The key difference between Amazon and Alibaba and our local floundering businessman is that while the former shift revenues increasingly towards building their assets bases – hardware and distribution networks, with the expectation that these will not only lead to the capturing of more and more market share and an eventual rise in revenues, our local businessman however tends to keep these much needed funds, needed for expansion, for himself. They pay themselves first, rather than the business they should be trying to build.

"So for instance our local shop keeper who while he makes a profit, given the margin on every good he sales, fritters off this profit by dipping his hands into the till every so often to finance his personal needs. Unfortunately these needs grow with his growing sales and rarely fall back if sales begin to falter...

Given a similar scenario Bezos or Ma, would restrict their raiding of the shop till, while pushing more funds into growing his stock, the size of his shop or the area that he dominates. In very real terms this means that he will put off to a later date the move to a more expensive neighbourhood or the VX he has been dreaming of or the visit to Old Trafford to see Manchester United play.

But we don’t have to look to the US or China for lessons how to improve the durability of our companies.

The Asian community were dispossessed of everything nearly half a century ago. They returned in the 1980s and 1990s, rebuilt their businesses and now account for almost seven in every ten shillings of revenue paid to the taxman today.

Interestingly many of our more successful businessmen have apprenticed at the feet of one Asian businessman or another.

It should be clear by now that a basic understanding of how financial statements work is imperative for any businessman.

How do I pay salaries? How do I replenish stock? What happens when I withdraw money?
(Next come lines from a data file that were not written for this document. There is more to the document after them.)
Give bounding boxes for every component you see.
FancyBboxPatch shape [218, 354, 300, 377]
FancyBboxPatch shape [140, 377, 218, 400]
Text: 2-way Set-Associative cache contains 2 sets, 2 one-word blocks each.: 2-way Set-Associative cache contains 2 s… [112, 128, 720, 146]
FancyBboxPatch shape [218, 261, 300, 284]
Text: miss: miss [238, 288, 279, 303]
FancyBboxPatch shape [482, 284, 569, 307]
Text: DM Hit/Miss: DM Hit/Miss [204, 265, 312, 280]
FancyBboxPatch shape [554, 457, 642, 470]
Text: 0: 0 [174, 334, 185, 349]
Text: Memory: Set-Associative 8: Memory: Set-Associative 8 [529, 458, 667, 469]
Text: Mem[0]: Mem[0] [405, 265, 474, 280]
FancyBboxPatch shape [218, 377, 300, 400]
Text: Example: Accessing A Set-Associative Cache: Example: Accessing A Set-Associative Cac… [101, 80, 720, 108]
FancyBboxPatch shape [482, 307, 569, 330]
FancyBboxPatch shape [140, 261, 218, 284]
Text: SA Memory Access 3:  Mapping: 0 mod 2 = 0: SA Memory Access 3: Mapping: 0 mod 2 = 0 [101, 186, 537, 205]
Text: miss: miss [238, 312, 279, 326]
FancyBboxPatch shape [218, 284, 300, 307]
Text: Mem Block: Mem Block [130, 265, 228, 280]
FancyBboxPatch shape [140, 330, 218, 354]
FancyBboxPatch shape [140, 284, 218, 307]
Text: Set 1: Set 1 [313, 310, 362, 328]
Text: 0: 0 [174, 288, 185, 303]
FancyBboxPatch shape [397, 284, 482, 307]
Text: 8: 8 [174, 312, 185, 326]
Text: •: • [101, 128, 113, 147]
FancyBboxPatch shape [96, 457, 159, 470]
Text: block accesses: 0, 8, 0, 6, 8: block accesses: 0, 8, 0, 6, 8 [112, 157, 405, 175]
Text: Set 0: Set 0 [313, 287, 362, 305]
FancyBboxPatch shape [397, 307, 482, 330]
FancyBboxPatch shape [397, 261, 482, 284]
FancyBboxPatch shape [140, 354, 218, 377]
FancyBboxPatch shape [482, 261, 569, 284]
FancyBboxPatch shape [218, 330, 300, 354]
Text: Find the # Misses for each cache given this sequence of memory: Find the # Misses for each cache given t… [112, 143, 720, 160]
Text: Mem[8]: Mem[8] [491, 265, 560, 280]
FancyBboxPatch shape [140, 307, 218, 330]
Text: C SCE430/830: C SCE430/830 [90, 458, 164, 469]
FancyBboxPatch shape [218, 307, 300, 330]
What happens when I bring money into the business (as many of our corporate types do)?  How do I pay taxes? How can I minimise my tax liability (without evading it all together)? Should I take a salary? How should my books look like to make them attractive to bankers, investors?

It is not rocket science. But it is the one thing that is dooming our businesses to short life spans.

"Even the businessmen with the best of intentions, who are not extravagant or even allocate assets properly, run into trouble because they are not thinking from a financial statements perspective. If they are doing badly, they can do well. And if they are doing well, they can do better....

And the beauty of it is that unlike a two decades or so ago there are a lot of young accountants around who can help make sense of any business’ numbers.

It bears repeating. While profit is good building a business’ book value is better. That is where company durability comes from.